Sheet Pan Fruit Crisp Recipe
Ingredients
For the filling
- 3 cups frozen blackberries
- 3 cups frozen sliced strawberries
- 5 cups sliced peaches
- 1 tablespoon vanilla extract
- 2 tablespoons lemon juice
- ⅓ cup corn starch
- 1 teaspoon sea salt
For the crumble
- 2 cups rolled oats
- ½ cup all-purpose flour
- ⅔ cup brown sugar
- ½ teaspoon sea salt
- 12 tablespoons butter, softened
Instructions
- Preheat the oven to 375℉ and spray a sheet pan with cooking spray. Set aside.
- Place all of the ingredients for the filling into a large mixing bowl and stir to combine. Transfer to the baking sheet and spread out evenly. Set aside.
- In a medium bowl, prepare the crumble. Combine the ingredients with a wooden spoon and use your hands if needed. Make sure the butter is softened to create a delicious crumble topping.
- Transfer the crumble topping on top of the blueberries, ensuring it is evenly distributed on top.
- Place the crisp in the oven and bake at 375℉ for 30 minutes.
- Let cool for 10 minutes before serving.
Tips & Notes
- We like making this recipe on a sheet pan because it thins the crumble layer, making it crisp and crunchy.
- Fresh or frozen berries can be used in this recipe.
- Quick oats can be used in place of rolled oats.

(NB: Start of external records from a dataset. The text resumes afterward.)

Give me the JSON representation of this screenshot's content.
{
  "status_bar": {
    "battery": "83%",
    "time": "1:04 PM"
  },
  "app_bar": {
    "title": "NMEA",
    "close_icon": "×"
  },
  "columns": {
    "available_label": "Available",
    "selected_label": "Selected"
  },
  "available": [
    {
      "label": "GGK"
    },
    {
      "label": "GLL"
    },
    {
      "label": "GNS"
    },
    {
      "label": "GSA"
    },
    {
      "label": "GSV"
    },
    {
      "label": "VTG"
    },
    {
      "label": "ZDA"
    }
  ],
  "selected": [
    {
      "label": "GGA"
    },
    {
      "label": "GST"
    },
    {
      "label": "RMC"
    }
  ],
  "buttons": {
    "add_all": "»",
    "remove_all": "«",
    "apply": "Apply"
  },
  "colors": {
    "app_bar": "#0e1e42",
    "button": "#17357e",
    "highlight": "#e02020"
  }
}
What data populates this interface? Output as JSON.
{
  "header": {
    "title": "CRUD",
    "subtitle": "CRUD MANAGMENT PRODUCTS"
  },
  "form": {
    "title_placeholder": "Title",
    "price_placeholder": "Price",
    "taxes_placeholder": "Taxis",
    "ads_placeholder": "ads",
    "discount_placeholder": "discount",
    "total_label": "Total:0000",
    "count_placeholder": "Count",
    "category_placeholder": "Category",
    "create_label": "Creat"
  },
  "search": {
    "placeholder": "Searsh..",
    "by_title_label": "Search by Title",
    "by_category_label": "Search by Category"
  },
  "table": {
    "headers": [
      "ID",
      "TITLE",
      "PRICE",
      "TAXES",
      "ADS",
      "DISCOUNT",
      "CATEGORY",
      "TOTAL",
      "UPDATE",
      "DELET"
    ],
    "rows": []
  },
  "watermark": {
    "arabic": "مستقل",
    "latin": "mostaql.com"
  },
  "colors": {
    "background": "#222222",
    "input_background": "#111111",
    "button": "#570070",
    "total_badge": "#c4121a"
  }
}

- Make this gluten-free by using gluten-free flour in the crumble mix.
- Toss and coat the berries in the cornstarch. This helps make a thicker sauce when they’re done baking.
Watch It
Nutrition
Nutrition information is automatically calculated, so should only be used as an approximation.
Don’t forget to tag your posts on social media with the hashtag #fitfoodiefinds, we’d love to see what you’re up to!

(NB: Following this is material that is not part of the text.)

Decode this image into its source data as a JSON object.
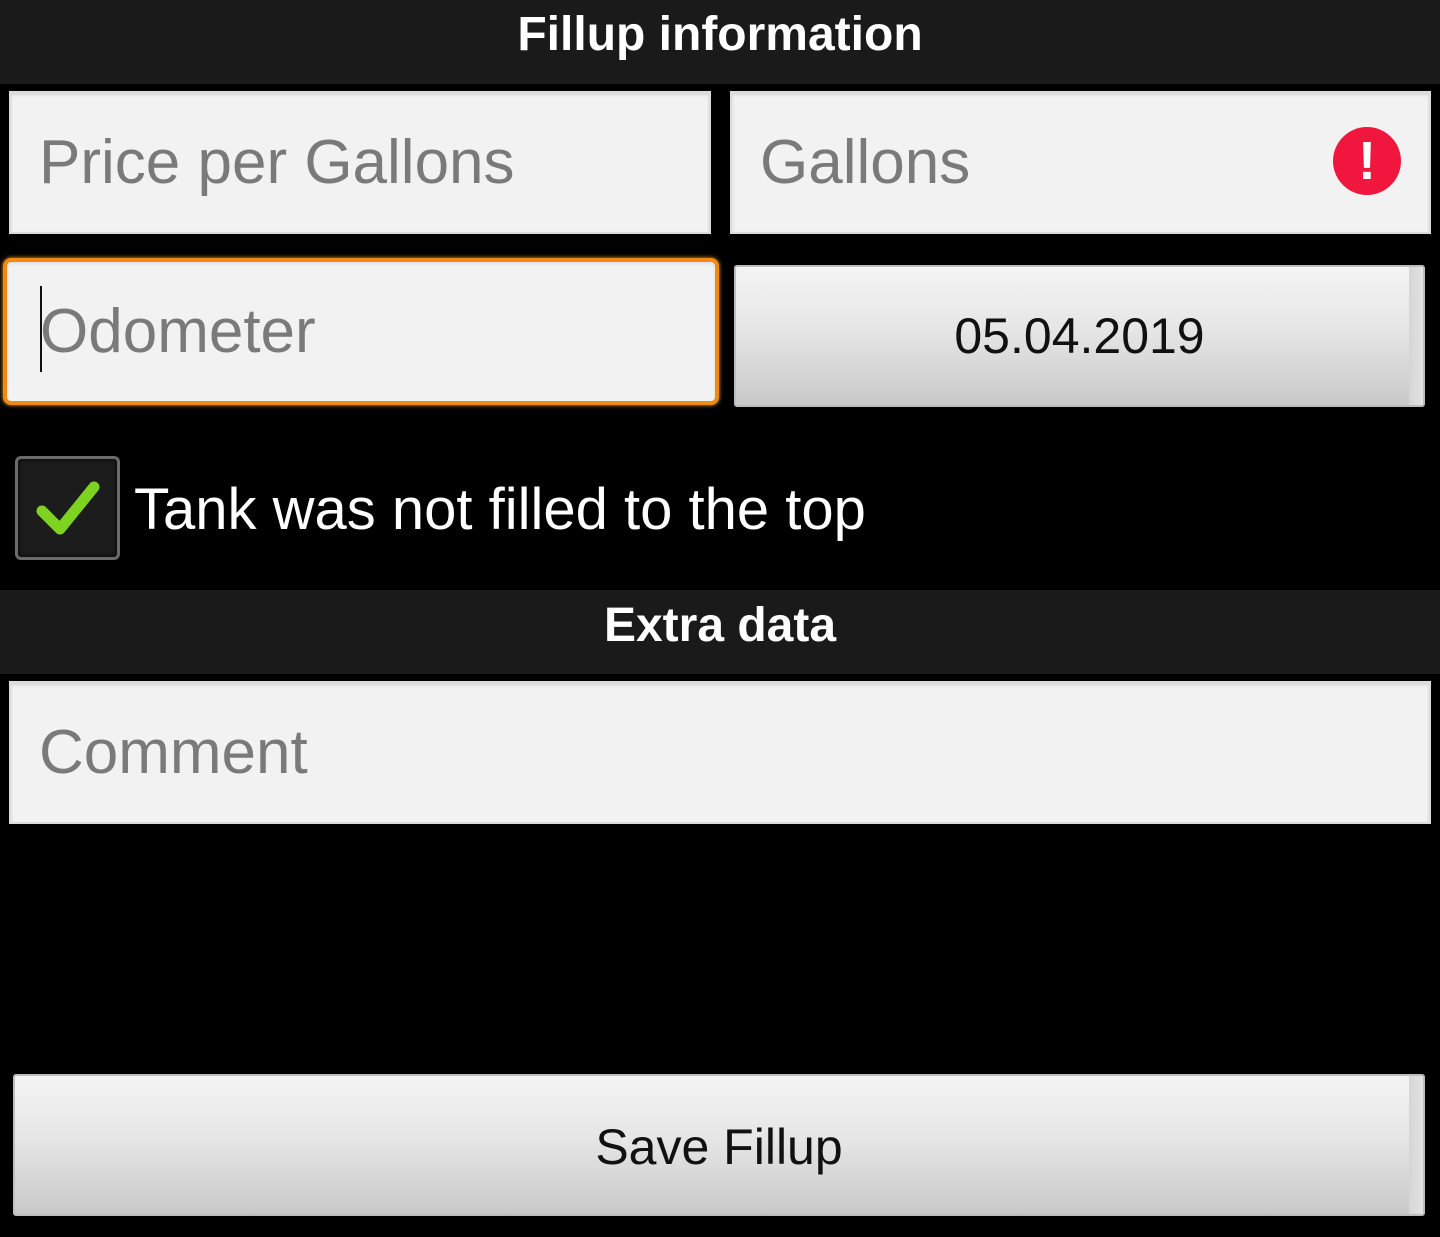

Omg. YUM!!! SO simple yet so delicious. This could totally feed a crowd — we served this with company over and everyone loved it.
Can you add protein powder to the oats?
How should leftovers be stored?
It says: This sheet pan fruit crisp can be stored in an airtight container in the fridge for up to 3-4 days. It’s best served warm, so we recommend reheating it in the microwave or oven before enjoying it.